Le gouvernement allemand a officiellement attribué la responsabilité d'une attaque de drone hybride visant l'aéroport de Leipzig à la Russie. L'incident a eu lieu le 4 août, au cours duquel les autorités ont découvert des systèmes sans pilote chargés d'explosifs sur le site. Lors d'une conférence de presse tenue à Berlin, le ministre de l'Intérieur Alexander Dobrindt a déclaré que l'Allemagne avait conclu que la Russie était à l'origine de l'attaque, citant des preuves recueillies par la police et les services de renseignement.
Selon les rapports des radiodiffuseurs publics régionaux WDR et NDR, ainsi que du Süddeutsche Zeitung, les enquêteurs ont trouvé trois de ces dispositifs dans les dix jours suivant la découverte initiale. Le premier drone a été identifié près du périmètre de l'aéroport, où des avions cargo ukrainiens étaient stationnés. Un deuxième drone aurait heurté un avion cargo DHL, tandis qu'un troisième a été découvert plus tard. Ces découvertes ont conduit les responsables allemands à lier l'attaque à des modèles plus larges d'opérations de guerre hybride russes en Europe.
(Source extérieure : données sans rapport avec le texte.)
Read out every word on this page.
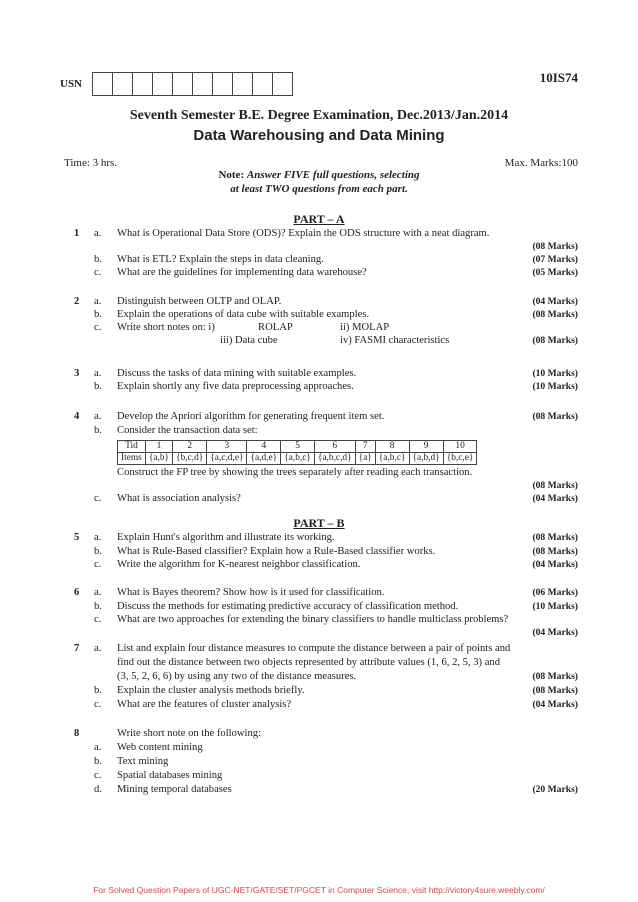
USN	10IS74
Seventh Semester B.E. Degree Examination, Dec.2013/Jan.2014
Data Warehousing and Data Mining
Time: 3 hrs.	Max. Marks:100
Note: Answer FIVE full questions, selecting
at least TWO questions from each part.
PART – A
1 a. What is Operational Data Store (ODS)? Explain the ODS structure with a neat diagram.
(08 Marks)
b. What is ETL? Explain the steps in data cleaning.	(07 Marks)
c. What are the guidelines for implementing data warehouse?	(05 Marks)
2 a. Distinguish between OLTP and OLAP.	(04 Marks)
b. Explain the operations of data cube with suitable examples.	(08 Marks)
c. Write short notes on: i)	ROLAP	ii) MOLAP
iii) Data cube	iv) FASMI characteristics	(08 Marks)
3 a. Discuss the tasks of data mining with suitable examples.	(10 Marks)
b. Explain shortly any five data preprocessing approaches.	(10 Marks)
4 a. Develop the Apriori algorithm for generating frequent item set.	(08 Marks)
b. Consider the transaction data set:
Tid	1	2	3	4	5	6	7	8	9	10
Items	{a,b}	{b,c,d}	{a,c,d,e}	{a,d,e}	{a,b,c}	{a,b,c,d}	{a}	{a,b,c}	{a,b,d}	{b,c,e}
Construct the FP tree by showing the trees separately after reading each transaction.
(08 Marks)
c. What is association analysis?	(04 Marks)
PART – B
5 a. Explain Hunt's algorithm and illustrate its working.	(08 Marks)
b. What is Rule-Based classifier? Explain how a Rule-Based classifier works.	(08 Marks)
c. Write the algorithm for K-nearest neighbor classification.	(04 Marks)
6 a. What is Bayes theorem? Show how is it used for classification.	(06 Marks)
b. Discuss the methods for estimating predictive accuracy of classification method.	(10 Marks)
c. What are two approaches for extending the binary classifiers to handle multiclass problems?
(04 Marks)
7 a. List and explain four distance measures to compute the distance between a pair of points and
find out the distance between two objects represented by attribute values (1, 6, 2, 5, 3) and
(3, 5, 2, 6, 6) by using any two of the distance measures.	(08 Marks)
b. Explain the cluster analysis methods briefly.	(08 Marks)
c. What are the features of cluster analysis?	(04 Marks)
8	Write short note on the following:
a. Web content mining
b. Text mining
c. Spatial databases mining
d. Mining temporal databases	(20 Marks)
For Solved Question Papers of UGC-NET/GATE/SET/PGCET in Computer Science, visit http://victory4sure.weebly.com/
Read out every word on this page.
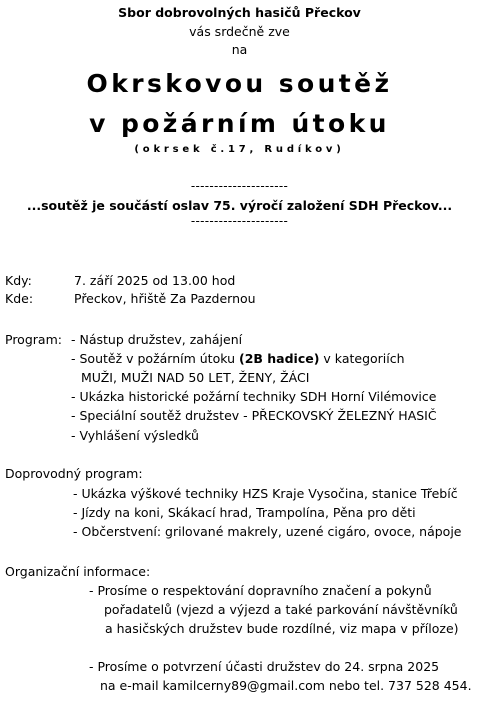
Sbor dobrovolných hasičů Přeckov
vás srdečně zve
na
Okrskovou soutěž
v požárním útoku
(okrsek č.17, Rudíkov)
---------------------
...soutěž je součástí oslav 75. výročí založení SDH Přeckov...
---------------------
Kdy:	7. září 2025 od 13.00 hod
Kde:	Přeckov, hřiště Za Pazdernou
Program: - Nástup družstev, zahájení
- Soutěž v požárním útoku (2B hadice) v kategoriích
MUŽI, MUŽI NAD 50 LET, ŽENY, ŽÁCI
- Ukázka historické požární techniky SDH Horní Vilémovice
- Speciální soutěž družstev - PŘECKOVSKÝ ŽELEZNÝ HASIČ
- Vyhlášení výsledků
Doprovodný program:
- Ukázka výškové techniky HZS Kraje Vysočina, stanice Třebíč
- Jízdy na koni, Skákací hrad, Trampolína, Pěna pro děti
- Občerstvení: grilované makrely, uzené cigáro, ovoce, nápoje
Organizační informace:
- Prosíme o respektování dopravního značení a pokynů
pořadatelů (vjezd a výjezd a také parkování návštěvníků
a hasičských družstev bude rozdílné, viz mapa v příloze)
- Prosíme o potvrzení účasti družstev do 24. srpna 2025
na e-mail kamilcerny89@gmail.com nebo tel. 737 528 454.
En réponse à l'attribution, l'Allemagne a pris plusieurs mesures contre la Russie. Le ministère des Affaires étrangères a annoncé la fermeture du consulat russe à Bonn et l'annulation du contrat pour le centre culturel russe "House of Russia" à Berlin. De plus, le gouvernement prévoit d'accroître le contrôle des citoyens russes entrant dans le pays et d'intensifier la pression sur ce qu'il appelle la "flotte fantôme" des navires russes opérant dans les eaux européennes.
Le secrétaire général de l'OTAN, Mark Rutte, a exprimé sa solidarité avec l'Allemagne, déclarant que l'alliance continuerait à renforcer sa capacité à dissuader et à se défendre contre les menaces, y compris les attaques hybrides. Il a noté que les preuves présentées par l'Allemagne sont claires et a salué les mesures prises en réponse. Rutte a réitéré que l'OTAN reste unie dans son soutien à l'Ukraine et son engagement en faveur de la défense collective. De même, la présidente de la Commission européenne, Ursula von der Leyen, s'est engagée à ce que les attaques hybrides ne restent pas sans réponse, soulignant l'unité de l'UE face à de tels défis.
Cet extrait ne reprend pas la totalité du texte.